Because these things never go well, the first step in the ritual opens the door for a number of horrifying visitors, including a pesky trick or treater and a monstrous, gnarled figure wearing a plastic bag over its head. They seem to serve as warnings to Audrey and Henry that they should not go any further with their ungodly plan, but, perhaps at a loss over how else to go on with their lives, they continue. Even when spontaneous suicides just start happening in their presence, it’s not enough. Jackson was their whole life, and if they can’t bring him back, then there’s no point to any of it.
People describe Justin G. Dyck‘s Anything for Jackson as a “horror-comedy,” but the comedy is subtle, and all but gone by about halfway through the movie. One assumes it’s necessary to soften the edge of a movie so focused on child death and the Devil, without feeling cheap or exploitative, and it works. What also works is establishing the loving relationship Audrey and Henry have, and how Henry’s desire to see Audrey happy (or at least, at peace) leads to something so awful. It’s unclear whose idea this was initially, and Henry is clearly the uneasier of the two about it, but they’re in it together, no matter how it ends.
Despite its occasional comic elements, the actors play everything straight, and they’re all excellent, particularly Richings as Henry. Richings, probably best known to audiences as Death in TV’s Supernatural, could have played Henry as overly creepy and imposing, but he’s gentle and reserved, at least as reluctant to hurt anyone as he is to get caught. It could all be the act of a sociopath, but it’s more than he simply made an agreement, and knows he has to keep it. “You can’t win a moral argument with me,” he says in one scene. “I’ve made a deal with the Devil.”

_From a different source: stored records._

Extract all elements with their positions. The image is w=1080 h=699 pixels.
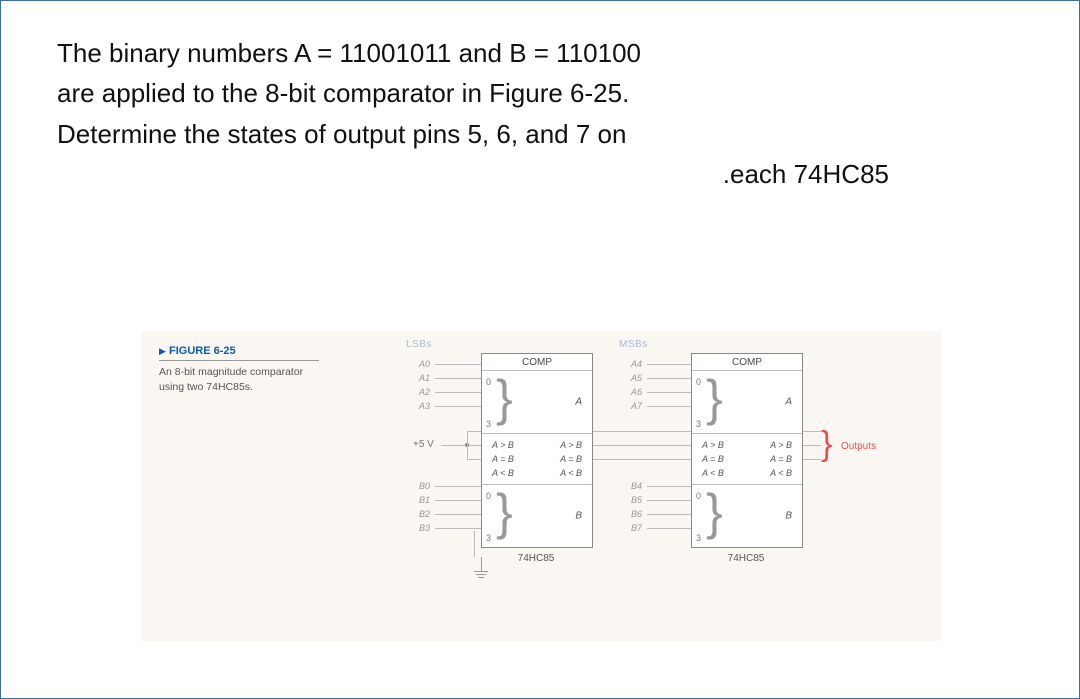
wire: [435, 514, 481, 515]
wire: [435, 378, 481, 379]
pin-b4: B4: [631, 481, 642, 491]
wire: [647, 500, 691, 501]
pin-num-3: 3: [486, 417, 491, 431]
pin-a7: A7: [631, 401, 642, 411]
brace-icon: }: [496, 373, 513, 423]
figure-label: FIGURE 6-25: [169, 345, 236, 357]
line4: .each 74HC85: [723, 159, 889, 189]
mid-l: A > B: [492, 438, 514, 452]
vcc-label: +5 V: [413, 439, 434, 450]
mid-l: A < B: [492, 466, 514, 480]
pin-b3: B3: [419, 523, 430, 533]
mid-l: A = B: [702, 452, 724, 466]
chip-lsb: COMP 0 3 } A A > B A > B A = B A = B A < B…: [481, 353, 593, 548]
mid-l: A = B: [492, 452, 514, 466]
pin-a5: A5: [631, 373, 642, 383]
cascade-wire: [591, 431, 691, 432]
output-brace-icon: }: [821, 427, 832, 461]
group-a: A: [785, 397, 792, 408]
wire: [435, 392, 481, 393]
pin-num-0: 0: [696, 375, 701, 389]
wire: [647, 378, 691, 379]
wire: [647, 486, 691, 487]
pin-num-3: 3: [696, 531, 701, 545]
group-a: A: [575, 397, 582, 408]
pin-a2: A2: [419, 387, 430, 397]
problem-text: The binary numbers A = 11001011 and B = …: [1, 1, 1079, 194]
mid-l: A > B: [702, 438, 724, 452]
chip-title: COMP: [482, 354, 592, 371]
pin-num-0: 0: [696, 489, 701, 503]
pin-a1: A1: [419, 373, 430, 383]
pin-num-0: 0: [486, 489, 491, 503]
pin-b0: B0: [419, 481, 430, 491]
pin-a4: A4: [631, 359, 642, 369]
pin-num-3: 3: [696, 417, 701, 431]
caption-desc2: using two 74HC85s.: [159, 380, 339, 395]
wire: [435, 486, 481, 487]
pin-num-0: 0: [486, 375, 491, 389]
pin-b2: B2: [419, 509, 430, 519]
line1: The binary numbers A = 11001011 and B = …: [57, 38, 641, 68]
pin-num-3: 3: [486, 531, 491, 545]
msbs-header: MSBs: [619, 339, 648, 350]
wire-vcc: [441, 445, 481, 446]
output-wire: [801, 445, 821, 446]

If there are any drawbacks to Anything for Jackson, it’s that its often dimly lit scenes don’t always come across well on a TV screen. The climax also feels rushed, and if you’re not paying attention you might require one of those interminable “ending explained” videos on YouTube. That aside, it’s a creepy little movie with tragic undertones and doesn’t pass judgment on the characters. Grief makes us do insane things: if such a thing were possible most of us would at least try to bring back the people we’ve lost. Maybe terrible things would happen if we did, or maybe our love would be enough to save us.
Anything for Jackson is currently streaming on Shudder.